Whisky usually means an ethanol-based spirit produced in Scotland. Ethanol is an intoxicating chemical liquid created by the fermentation of sugar by yeasts and has been used socially for millennia.
Whisky doesn’t have to be made in Scotland, and today Japan makes whiskies that are often very highly judged in international competitions. Sometimes these are made in very small amounts and then command exceptional prices.
Scotch Whisky is distilled all over Scotland from ethanol created by the fermentation of the sugars of malted barley. To malt barley, grains are regularly wetted in a controlled atmosphere until they start to sprout, at which stage they are dried. The sprouting/malting process has converted the starches of the grain into sugars and, when combined with water (sometimes with the addition of yeast), fermentation begins, creating an alcoholic liquid similar to beer, which is then distilled to make a stronger and more pure spirit. This distilled alcohol is clear but absorbs colour from the barrels in which it is then aged; companies are permitted to add a little caramel colouring.
The variety of barley, timing of malting, type of yeast if used, and the addition of such as smoking will all affect the final flavour, as will the tastes of the water used for dilution.
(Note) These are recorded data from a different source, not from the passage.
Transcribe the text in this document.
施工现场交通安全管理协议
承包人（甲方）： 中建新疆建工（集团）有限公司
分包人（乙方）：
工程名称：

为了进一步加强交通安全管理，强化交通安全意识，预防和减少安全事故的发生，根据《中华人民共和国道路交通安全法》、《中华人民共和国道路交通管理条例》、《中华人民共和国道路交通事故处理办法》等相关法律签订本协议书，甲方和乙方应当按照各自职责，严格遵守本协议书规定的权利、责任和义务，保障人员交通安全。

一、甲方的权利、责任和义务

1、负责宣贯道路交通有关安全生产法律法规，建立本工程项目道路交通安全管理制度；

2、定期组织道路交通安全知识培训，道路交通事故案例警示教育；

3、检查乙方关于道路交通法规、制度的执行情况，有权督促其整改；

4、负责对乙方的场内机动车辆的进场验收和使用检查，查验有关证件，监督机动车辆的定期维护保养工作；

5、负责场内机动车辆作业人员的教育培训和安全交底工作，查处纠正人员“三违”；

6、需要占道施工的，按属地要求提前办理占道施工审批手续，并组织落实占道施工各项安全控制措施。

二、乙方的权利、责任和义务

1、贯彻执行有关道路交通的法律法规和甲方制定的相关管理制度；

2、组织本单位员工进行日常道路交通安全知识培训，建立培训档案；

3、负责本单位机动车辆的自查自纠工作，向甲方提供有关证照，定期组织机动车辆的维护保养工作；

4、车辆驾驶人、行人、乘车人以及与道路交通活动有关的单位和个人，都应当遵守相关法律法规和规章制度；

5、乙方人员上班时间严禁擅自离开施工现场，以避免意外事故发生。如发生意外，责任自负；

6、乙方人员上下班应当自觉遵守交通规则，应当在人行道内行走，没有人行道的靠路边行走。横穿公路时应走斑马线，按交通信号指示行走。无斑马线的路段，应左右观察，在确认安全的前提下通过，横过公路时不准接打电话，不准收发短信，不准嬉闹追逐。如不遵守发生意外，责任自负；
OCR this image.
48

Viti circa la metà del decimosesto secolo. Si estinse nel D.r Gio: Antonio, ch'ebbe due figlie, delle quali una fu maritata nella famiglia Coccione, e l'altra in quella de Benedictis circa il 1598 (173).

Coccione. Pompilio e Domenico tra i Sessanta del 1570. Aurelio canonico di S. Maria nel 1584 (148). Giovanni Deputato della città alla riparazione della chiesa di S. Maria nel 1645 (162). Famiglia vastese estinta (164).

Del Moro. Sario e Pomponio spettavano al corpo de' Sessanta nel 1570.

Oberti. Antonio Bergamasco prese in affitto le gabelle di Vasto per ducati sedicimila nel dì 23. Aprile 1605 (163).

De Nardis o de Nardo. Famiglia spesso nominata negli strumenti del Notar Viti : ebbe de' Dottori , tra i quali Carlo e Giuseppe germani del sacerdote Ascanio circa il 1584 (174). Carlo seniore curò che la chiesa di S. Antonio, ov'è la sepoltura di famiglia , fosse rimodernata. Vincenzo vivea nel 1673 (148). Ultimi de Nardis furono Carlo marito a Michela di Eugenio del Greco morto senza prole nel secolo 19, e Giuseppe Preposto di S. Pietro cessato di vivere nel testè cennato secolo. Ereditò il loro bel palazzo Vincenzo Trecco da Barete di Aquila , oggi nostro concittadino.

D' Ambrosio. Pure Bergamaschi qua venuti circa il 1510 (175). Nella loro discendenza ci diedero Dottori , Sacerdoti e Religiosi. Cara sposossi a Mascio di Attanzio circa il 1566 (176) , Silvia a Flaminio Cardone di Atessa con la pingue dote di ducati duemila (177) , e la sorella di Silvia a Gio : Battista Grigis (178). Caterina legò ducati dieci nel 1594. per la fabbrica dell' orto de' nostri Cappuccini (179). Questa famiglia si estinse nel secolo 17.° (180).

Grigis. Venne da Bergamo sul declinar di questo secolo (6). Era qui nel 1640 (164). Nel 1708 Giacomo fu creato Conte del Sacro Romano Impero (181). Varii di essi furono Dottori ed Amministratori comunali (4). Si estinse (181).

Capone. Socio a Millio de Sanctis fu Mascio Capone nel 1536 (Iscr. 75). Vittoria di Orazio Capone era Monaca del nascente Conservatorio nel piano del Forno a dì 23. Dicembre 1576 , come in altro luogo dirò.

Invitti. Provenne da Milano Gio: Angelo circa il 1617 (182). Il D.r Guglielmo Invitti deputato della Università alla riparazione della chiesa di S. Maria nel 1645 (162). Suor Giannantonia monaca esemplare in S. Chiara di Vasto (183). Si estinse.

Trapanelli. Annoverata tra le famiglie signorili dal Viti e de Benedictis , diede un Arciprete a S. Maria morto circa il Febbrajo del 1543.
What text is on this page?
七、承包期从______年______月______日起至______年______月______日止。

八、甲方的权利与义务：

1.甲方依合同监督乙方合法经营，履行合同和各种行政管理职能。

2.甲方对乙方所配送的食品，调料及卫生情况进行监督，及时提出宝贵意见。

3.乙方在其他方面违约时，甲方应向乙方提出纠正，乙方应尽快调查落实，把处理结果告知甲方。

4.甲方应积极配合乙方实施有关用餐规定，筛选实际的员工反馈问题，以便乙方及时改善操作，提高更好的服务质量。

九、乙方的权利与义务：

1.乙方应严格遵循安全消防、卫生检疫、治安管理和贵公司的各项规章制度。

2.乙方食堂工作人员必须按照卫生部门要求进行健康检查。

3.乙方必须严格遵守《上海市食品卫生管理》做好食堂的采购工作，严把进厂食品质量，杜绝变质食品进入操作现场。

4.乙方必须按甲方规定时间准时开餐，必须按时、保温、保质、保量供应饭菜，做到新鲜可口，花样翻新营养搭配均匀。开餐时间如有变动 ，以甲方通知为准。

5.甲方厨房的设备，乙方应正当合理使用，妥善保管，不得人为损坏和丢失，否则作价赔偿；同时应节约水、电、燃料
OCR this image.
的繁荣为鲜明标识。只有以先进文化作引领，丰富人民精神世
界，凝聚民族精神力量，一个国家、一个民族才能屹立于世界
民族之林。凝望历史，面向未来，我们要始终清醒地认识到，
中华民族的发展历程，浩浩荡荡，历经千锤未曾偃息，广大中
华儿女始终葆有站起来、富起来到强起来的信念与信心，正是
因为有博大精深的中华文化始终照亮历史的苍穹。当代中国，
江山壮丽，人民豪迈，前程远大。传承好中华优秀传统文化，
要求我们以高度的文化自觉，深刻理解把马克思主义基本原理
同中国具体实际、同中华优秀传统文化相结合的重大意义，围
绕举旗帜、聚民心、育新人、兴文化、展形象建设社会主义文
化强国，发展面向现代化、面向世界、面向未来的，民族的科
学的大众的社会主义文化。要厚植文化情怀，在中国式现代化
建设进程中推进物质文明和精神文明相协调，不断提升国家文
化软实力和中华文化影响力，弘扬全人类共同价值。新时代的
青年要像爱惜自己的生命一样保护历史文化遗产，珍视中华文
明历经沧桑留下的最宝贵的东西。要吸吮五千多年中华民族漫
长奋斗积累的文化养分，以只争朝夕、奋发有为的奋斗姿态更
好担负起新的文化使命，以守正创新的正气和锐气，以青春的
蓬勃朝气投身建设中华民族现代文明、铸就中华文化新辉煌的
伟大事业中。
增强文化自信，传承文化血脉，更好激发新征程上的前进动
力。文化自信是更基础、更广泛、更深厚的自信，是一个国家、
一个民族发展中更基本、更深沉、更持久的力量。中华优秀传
The aroma characteristics of the wood of the barrel and how long whisky is in contact with it are two further techniques that affect the final flavour and that make this seemingly simple drink a life time study.
The term ‘whiskey’ is properly used to distinguish similar spirits made in Ireland and in the United States.
Widely available wherever alcohol is sold.
Choose the best
Only you will know what you like best. As a broad starter, it’s good to know that each area of Scotland produces a different but similar style.
- The Western Isles, especially Islay and Skye, make whisky that is robust, peaty and sometimes a little salty
- The West Highlands produce a warm and floral style: Dalwhinnie includes local heather and honey
- Speyside whiskies offer warm vanilla and honey undertones, together with the freshness of crisp orchard fruits; they react specially well to ageing in sherry casks
- Lowland whiskies are thought light and elegant and rarely contain even the slightest peatiness
Within each of these areas, local custom and preference will produce many a whisky that is not what you might expect.
Some companies age their whiskies in barrels that have previously matured sherry or bourbon and these add unique flavours; some also sell whisky that has the equivalent of a vintage and if it is a blend the age stated must be that of the youngest whisky in the mix.
Single malt whiskies are specially revered; the name means they are made by just one distillery; thus minor variations might be tasted from batch to batch, year to year.
Most commercial whiskies are blended from more than one distillery so that each bottle’s contents will taste the same.
Seeing the word grain as a whisky descriptive means that a cereal grain other than barley has been added during the malting process.
Whether it has a year of manufacture (vintage) on the label or not, bottled whisky does not mature or change further, the way a wine might. A tightly sealed bottle will last for years but once a bottle is opened the alcohol will very slowly evaporate. Thus, it’s never a good idea to keep a bottle with a dispenser inserted for more than a few weeks or to leave a half empty bottle sitting around for very long. If you are a slow drinker, it’s a good idea to decant a bottle into smaller ones, which can be tightly sealed until needed. Cool storage is best, whatever the size of your bottle.
Purists will not drink whisky neat and won’t add ice or mixers. They will add only a splash or two of pure water, believing this helps ‘open’ the tastes and flavours to the nose and to the palate.
Cooking with whisky is rare and rarely works well, as it canbecome unappetising when heated with food. Too much or the wrong type of whisky added to the cream, oats and raspberries of traditional Cranachan can spoil otherwise delicious ingredients; lots of honey is the most judicious solution.
You might add a splash to a gravy/jus for roasted grouse or venison or flame game with it before roasting or stewing but serving an accompanying tot of something special is just as good and more respectful of the effort that has gone into making the whisky.
On a cold day, a small glass of a very fine single malt whisky is a superb aperitif with smoked salmon, especially with hot-smoked salmon, which is both more robust in flavour and increasingly available.